I remember seeing a London play called Jolly jack Tar. During the action a bomb was planted on stage and I remember hearing a woman in the galleries shout to the actors: "There's a bomb in the box!" Audiences are very strange. I know their reactions so well I don't have to go to the theater anymore; the emotional anxieties are pretty well standard. And they do not necessarily relate to right and wrong. Those anxieties can be so powerful that, if you show a burglar in the bedroom and then cut to a woman opening her front door, the audience says to the burglar: "Get out!" They don't care about the fact that he is involved in a criminal act. When I made Psycho, I had a scene in which Tony Perkins tried to dispose of a body by pushing a car into a swamp. When the car did not sink under the water, the audience was pulling for it to do so, even though Perkins was the murderer.

Mystery vs.
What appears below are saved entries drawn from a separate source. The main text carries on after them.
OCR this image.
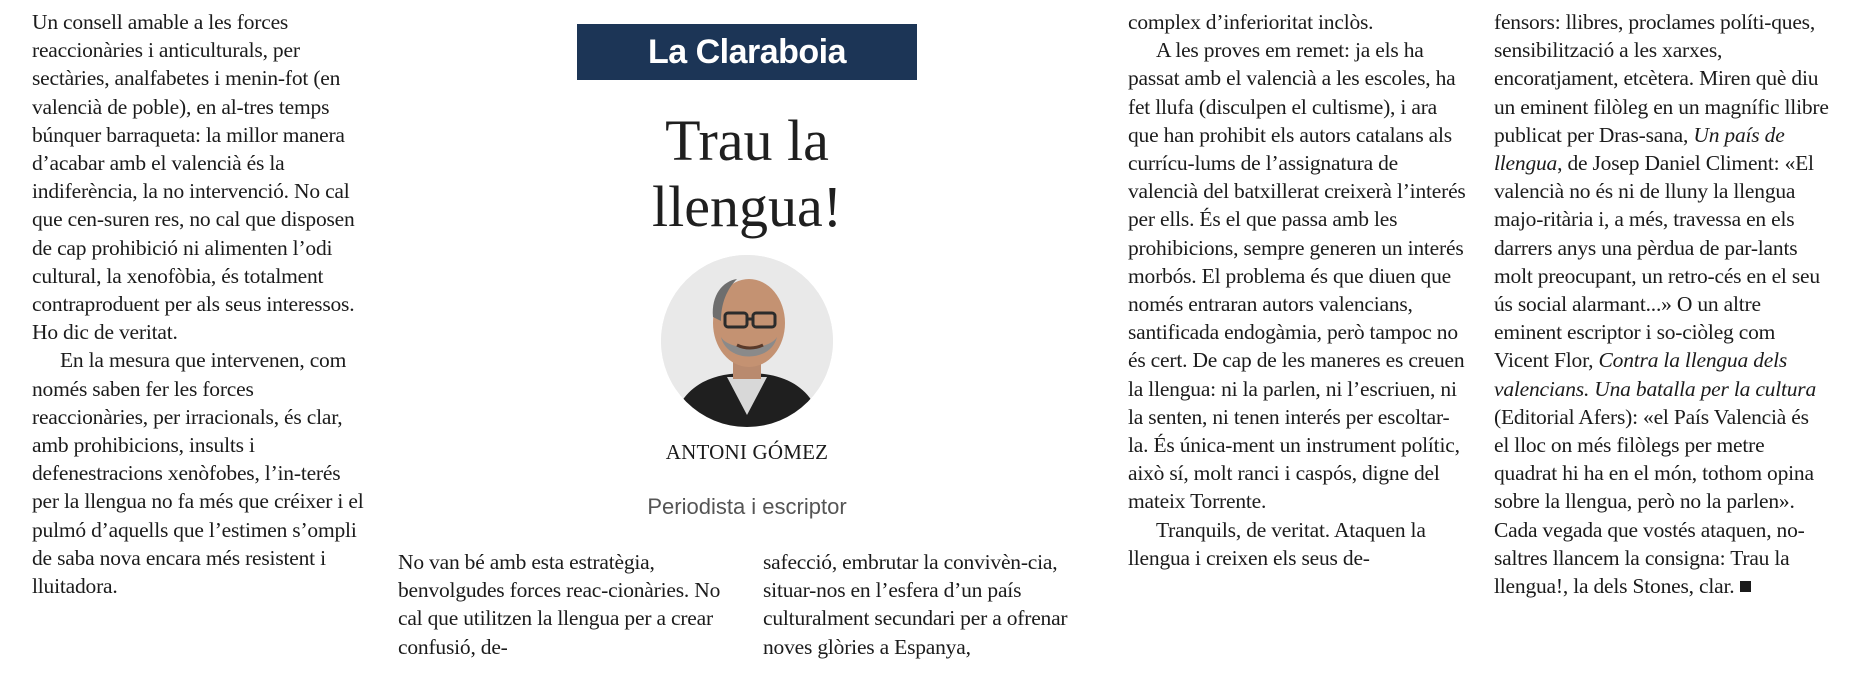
La Claraboia
Trau la
llengua!
ANTONI GÓMEZ
Periodista i escriptor

Un consell amable a les forces reaccionàries i anticulturals, per sectàries, analfabetes i menin-fot (en valencià de poble), en al-tres temps búnquer barraqueta: la millor manera d’acabar amb el valencià és la indiferència, la no intervenció. No cal que cen-suren res, no cal que disposen de cap prohibició ni alimenten l’odi cultural, la xenofòbia, és totalment contraproduent per als seus interessos. Ho dic de veritat.

En la mesura que intervenen, com només saben fer les forces reaccionàries, per irracionals, és clar, amb prohibicions, insults i defenestracions xenòfobes, l’in-terés per la llengua no fa més que créixer i el pulmó d’aquells que l’estimen s’ompli de saba nova encara més resistent i lluitadora.

No van bé amb esta estratègia, benvolgudes forces reac-cionàries. No cal que utilitzen la llengua per a crear confusió, de-

safecció, embrutar la convivèn-cia, situar-nos en l’esfera d’un país culturalment secundari per a ofrenar noves glòries a Espanya,

complex d’inferioritat inclòs.

A les proves em remet: ja els ha passat amb el valencià a les escoles, ha fet llufa (disculpen el cultisme), i ara que han prohibit els autors catalans als currícu-lums de l’assignatura de valencià del batxillerat creixerà l’interés per ells. És el que passa amb les prohibicions, sempre generen un interés morbós. El problema és que diuen que només entraran autors valencians, santificada endogàmia, però tampoc no és cert. De cap de les maneres es creuen la llengua: ni la parlen, ni l’escriuen, ni la senten, ni tenen interés per escoltar-la. És única-ment un instrument polític, això sí, molt ranci i caspós, digne del mateix Torrente.

Tranquils, de veritat. Ataquen la llengua i creixen els seus de-

fensors: llibres, proclames políti-ques, sensibilització a les xarxes, encoratjament, etcètera. Miren què diu un eminent filòleg en un magnífic llibre publicat per Dras-sana, Un país de llengua, de Josep Daniel Climent: «El valencià no és ni de lluny la llengua majo-ritària i, a més, travessa en els darrers anys una pèrdua de par-lants molt preocupant, un retro-cés en el seu ús social alarmant...» O un altre eminent escriptor i so-ciòleg com Vicent Flor, Contra la llengua dels valencians. Una batalla per la cultura (Editorial Afers): «el País Valencià és el lloc on més filòlegs per metre quadrat hi ha en el món, tothom opina sobre la llengua, però no la parlen». Cada vegada que vostés ataquen, no-saltres llancem la consigna: Trau la llengua!, la dels Stones, clar.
Suspense

I have made only one mystery and that was Murder!, from a play by Clement Dane. It was a real whodunit. I feel that mysteries are fine in books, when you can spread the clues throughout the story and then reach the climactic moment when you find out that the butler did it. But I don't feel it works in a film when you have to wait the whole length of it for the surprise denouement at the end. It's like this: If you touch off a bomb, your audience gets a ten-second shock. But if the audience knows that the bomb has been planted, then you can build up the suspense and keep them in a state of expectation for five minutes.

Suspense

Mystery is mystifying; it is an intellectual thing. Suspense is an emotional thing. The audience does not necessarily emote when it is mystified, but it does emote with suspense. The point is to give the viewers information which the cast doesn't have. If you see a man with a club coming up behind an innocent person, you know more than the innocent person does, and suspense is created.